3 Responses to "Private Market Compensation: AIG CEO vs. Kobe Bryant"

  1. Anonymous   October 3, 2008 at 1:32 am

    “Even if Bryant did stay with the Lakers, despite the new law, at $5 million per year, the $5 million savings (reduced salary) would go to the Lakers owner, Jerry Buss, so Buss would be making $5 million more at Bryant’s expense.”Picking this up as an analogy to Sullivan’s (CEO’s) situation, the savings in AIG’s (corporation’s) case would be passed on to the owners, that is, shareholders. We may not sympathize with Jerry Buss making more money at Kobe’s expense, but more profit for a corporation whose stock I own should trickle down to eps and a higher stock price over time.That said, sometimes you get what you pay for–and sometimes you don’t, such as Alex Rodriguez in the post-season. Regulation is probably not better than a free market system to determine value.So while I don’t agree with salary caps for pro ballplayers or CEOs, especially government mandated ones, I disagree with your assessment of lucrative severance packages. You say CEOs could fail and then have a hard time getting their next CEO job because of their soured reputation? Give me a minute while I dab my tears for all those poor fired CEOs; not.If they are aware of that dimension of their role then they should work hard not to fail (or let their company fail). Just like the rest of us whose performance leads to being judged a success or failure, despite the fact that we do not control every variable that contributes to that success/failure.I think the reason CEOs are paid so well is because the job is difficult (like playing professional sports at the MVP level), because the sacrifices (professional over personal) are significant and because there is a risk of failure and early termination.Failure should not be rewarded with exorbitant severance packages in my opinion. Practically speaking, there should be greater transparency (as you say) and perhaps shareholders should be given a vote on executive severance packages when they are over a multiple of 1X annual salary.

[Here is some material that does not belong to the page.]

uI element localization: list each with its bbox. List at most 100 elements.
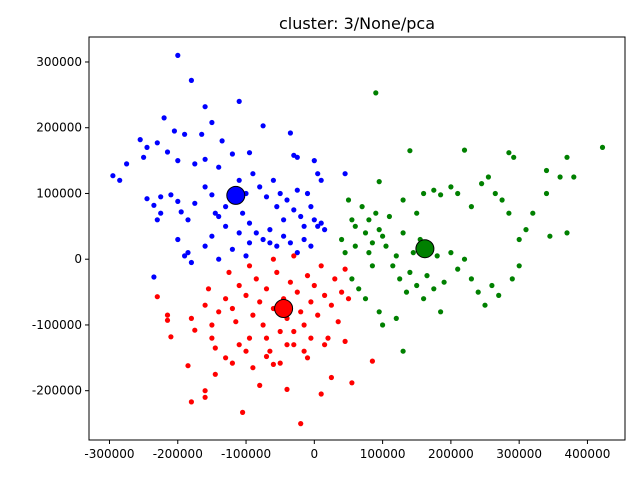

  2. metamorfus   February 5, 2009 at 7:14 am

    Issues are complex and people try to use complexity to destroy common sense.I am for the free market but the market is never completely free, it’s regulated, taxed, tariffed and/or has some type of treaty on it at all times.The NBA has salary restrictions (I am hoping the original writer understands and has knowledge of this); thus his analogy is not a good one as it provides the basis to put forth arguments for restrictions on the TARP infused recipients(Banks).These banks left the free market when they were socialized by accepting government/taxpayer aid. The NBA is not receiving a piece of the $700 billion dollar TARP fund. The Lakers’ are not a failing entity (business). Some NBA teams have relocated ( a form of adaptation/change) when they could not raise the revenue in their previous market location. Free market enterprise must adapt/change to survive.If we believe in the “free market” we would allow these businesses to fail or adapt/change. In a free market, talent will move to new thriving companies, better opportunities or sometimes will start their own companies if they are that unique, special or knowledgeable; but there is no evidence there is a shortage of individuals that could be successful in the given industry. There will always be people to fill the void, and often times you will get better performing and ethically inclined individuals.

  3. Guest   February 15, 2009 at 10:16 am

    We have a minimum pay scale for the poor people. Limit pay by % rather than $’s and do so for publicly held companies with stockholders. Corporate executives for publicly held companies should have a minimun salary with bonuses and other compensations tied to profitability and revenue growth. Feed back into the system by providing all employees with stock. When the company grows and profits, so do all of it’s employees and stockholders will see an increase in value based on profitiability and earnings per share. Since the employees and executives are also stock holders, they also see a second benefit in the stock price growth.To be allowed to layoff thousands and export jobs to other countries in order to see executives rewarded, it’s clearly greed driven. Currently, stockholders, employees, customers and the economy all suffer the selfish motives of the few executives driven by greed.